“It seems I’m glad to be back as well,” said Rey with a shake of his head. He’d never have believed he’d feel this way about Kalasgarde.
Rey’s eyes found Silla across the hall, pushing a coil of hair from her forehead. Her cheeks were flushed, a smile on her face. Heat in Rey’s chest spread to all his limbs. She’d been incredible, facing down these warriors and sharing her story. She hadn’t timidly stepped into Eisa’s shoes. She’d leaped into them with astounding bravery.
“Tales of your doings in the south reach our ears, courtesy of the high chieftains,” Kálf was saying as they made their way toward the door. “The explosion at Reykfjord’s berskium mines—that was you?”
Rey’s lips twitched. “Aye.”
He chuckled. “I’ll wager those Klaernar were spitting mad when their berskium caches were ruined. And Kommandor Valf in Kopa? That had to be your doing.”
Rey nodded at Silla. “I’m afraid I cannot take credit for that.”
Kálf’s mouth opened and closed, much like a fish. “I do not believe it,” he spluttered. “How—it is not possible?—”
“As I have said,” said Rey, the warmth inside him shimmering brightly, “she’s more than she seems.”
“Her tale is…much to take in,” continued Kálf, allowing a pair of warriors to pass. “But I’ll admit, I cannot understand why a person would make such a thing up.”
“Sometimes the truth is wilder than the most imaginative tale,” said Rey.
“Ready to slay some serpents, Galtung?” asked Vig jovially, as he and Silla joined them.
“More than you know,” Rey replied, eyes landing on Silla. “We’ll see you at the trailhead, Vig.” Without giving his friend the chance to reply, he steered Silla out the door and into the frigid nighttime air.
As they stepped out from the Split Skull and into Kalasgarde’s streets, Silla’s head tilted up with a gasp. The black night skies were painted with brushstrokes of luminescent green.
“Up here, they call it the dawn of the north,” Rey said, unable to look away from the wonder in her eyes. He wanted to capture that look. To see it again and again. And in that moment he had to show her.
Grabbing her hand, he pulled her forward, and they walked in silence to the gates of Kalasgarde. Rey paused. “We’ve some time to spare before we must meet the others,” he said, turning away from the route back to the shield-home. “And I’ve something to show you.” She trailed him along the path as they began to climb a small foothill. White lichen, clinging to slender pine trunks, hadunfurled beneath the moonlight, the northern lights casting a slight green tinge upon the luminescent gills.
“You did well tonight,” he said.
“I am glad it is done,” she admitted. “It earned us the help we needed. And…” She paused. “And it feels good to be a part of something.”
It wasn’t long before they crested the hill. Rey removed his wolfskin cloak and spread it on the ground at the edge of the trees. As he and Silla sank down on the cloak, her mouth fell open.
They sat on the edge of a precipice, cutting sharply down to Kalasgarde Lake. All around them were impossibly tall, snow-capped mountains, lunar-blooming plants dotting the landscape. The star-filled sky undulated with green light, reflected in the lake’s glassy surface.
But as Silla watched the river of green cresting in the skies, it was she Rey could not stop watching.
“Some say it is Sunnvald’s show for the kin he misses dearly,” he said, forcing his gaze to the lake and trying to see it through her eyes. But when he looked out, Rey was transported to a different time. Instead of Silla beside him, it was Kristjan, the pair of them grouching about Harpa.

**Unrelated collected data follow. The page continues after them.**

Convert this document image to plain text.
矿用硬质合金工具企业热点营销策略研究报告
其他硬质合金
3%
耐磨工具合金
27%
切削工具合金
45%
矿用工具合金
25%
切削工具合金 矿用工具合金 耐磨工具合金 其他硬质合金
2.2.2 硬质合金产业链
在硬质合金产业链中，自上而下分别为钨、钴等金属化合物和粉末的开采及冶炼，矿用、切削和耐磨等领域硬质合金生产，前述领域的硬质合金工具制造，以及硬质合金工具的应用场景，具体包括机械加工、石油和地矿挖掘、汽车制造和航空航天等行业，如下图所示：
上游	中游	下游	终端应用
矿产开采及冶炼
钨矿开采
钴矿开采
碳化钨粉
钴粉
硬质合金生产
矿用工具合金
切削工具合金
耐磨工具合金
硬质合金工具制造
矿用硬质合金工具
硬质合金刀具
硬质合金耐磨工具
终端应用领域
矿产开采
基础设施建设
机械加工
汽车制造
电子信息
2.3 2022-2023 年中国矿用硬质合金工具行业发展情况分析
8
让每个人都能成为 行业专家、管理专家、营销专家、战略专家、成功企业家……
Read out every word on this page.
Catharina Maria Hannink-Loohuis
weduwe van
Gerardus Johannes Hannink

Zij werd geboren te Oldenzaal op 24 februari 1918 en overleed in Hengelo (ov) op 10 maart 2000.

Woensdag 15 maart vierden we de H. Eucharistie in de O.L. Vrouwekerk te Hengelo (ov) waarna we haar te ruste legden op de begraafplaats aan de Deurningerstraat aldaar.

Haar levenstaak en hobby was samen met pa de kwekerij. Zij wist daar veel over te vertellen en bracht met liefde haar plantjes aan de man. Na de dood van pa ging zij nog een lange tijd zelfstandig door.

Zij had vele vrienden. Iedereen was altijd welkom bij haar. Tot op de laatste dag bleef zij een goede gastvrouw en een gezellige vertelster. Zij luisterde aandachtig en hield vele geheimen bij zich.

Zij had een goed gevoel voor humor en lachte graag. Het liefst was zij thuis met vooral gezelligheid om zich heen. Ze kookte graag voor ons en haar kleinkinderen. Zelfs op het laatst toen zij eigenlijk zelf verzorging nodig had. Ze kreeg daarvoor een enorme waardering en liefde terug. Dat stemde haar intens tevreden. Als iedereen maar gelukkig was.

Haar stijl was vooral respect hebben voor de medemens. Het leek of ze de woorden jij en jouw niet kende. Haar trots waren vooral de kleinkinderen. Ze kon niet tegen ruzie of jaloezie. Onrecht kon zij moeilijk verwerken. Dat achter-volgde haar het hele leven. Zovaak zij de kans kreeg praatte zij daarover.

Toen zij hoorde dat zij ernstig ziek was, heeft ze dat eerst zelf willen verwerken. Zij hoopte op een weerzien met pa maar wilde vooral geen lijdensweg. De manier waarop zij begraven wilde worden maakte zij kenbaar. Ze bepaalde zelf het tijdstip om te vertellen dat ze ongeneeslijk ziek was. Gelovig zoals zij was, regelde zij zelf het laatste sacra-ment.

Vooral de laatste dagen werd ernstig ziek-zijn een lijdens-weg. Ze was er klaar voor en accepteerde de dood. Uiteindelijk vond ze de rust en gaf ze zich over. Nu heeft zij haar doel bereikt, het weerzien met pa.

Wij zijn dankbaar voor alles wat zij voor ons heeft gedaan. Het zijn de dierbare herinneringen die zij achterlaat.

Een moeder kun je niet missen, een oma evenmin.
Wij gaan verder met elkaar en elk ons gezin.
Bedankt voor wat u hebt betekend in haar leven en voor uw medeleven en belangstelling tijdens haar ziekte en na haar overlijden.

Rey would make a wry comment about their grandmother, and Kristjan’s head would fall back in laughter, his entire body shaking. That was how his little brother had been. He never laughed halfway.
“You came here with your brother?” Silla asked, reading whatever was written in his face.
As he swallowed back his emotion, all he could manage was a curt nod. Rey was filled with sudden regret. Why had he brought her here, of all places? Of course he’d react this way, and she’d want to know more.
“Will you tell me about him?” she asked. Rey could hear the caution in her voice, and beneath it, her gnawing need to know more.
Years of defensive instincts kicked in all at once, clamping down on all memories, all thoughts of Kristjan. And as Rey wordlessly forced his gaze to his boots, he cursed himself inwardly. Why couldn’t he do this?
“I’m sorry,” Silla mumbled.
Rey understood her disappointment; saw the hypocrisy in his own actions. Hadn’t he just pushed her to stand before the Uppreisna? To share her true name with them? But the wound left in Kristjan’s wake had been untended too long. He’d learned to live with the dull pain of it. To speak of him now would be like slicing it open—would be subjecting himself to the sharp agony all over again.
A sound from above drew an incredulous breath from Rey. “He’s here,” he said with a shake of his head.
“Who?”
“The owl.” Gods, the owl was as good as a knife, slicing without Rey’s consent.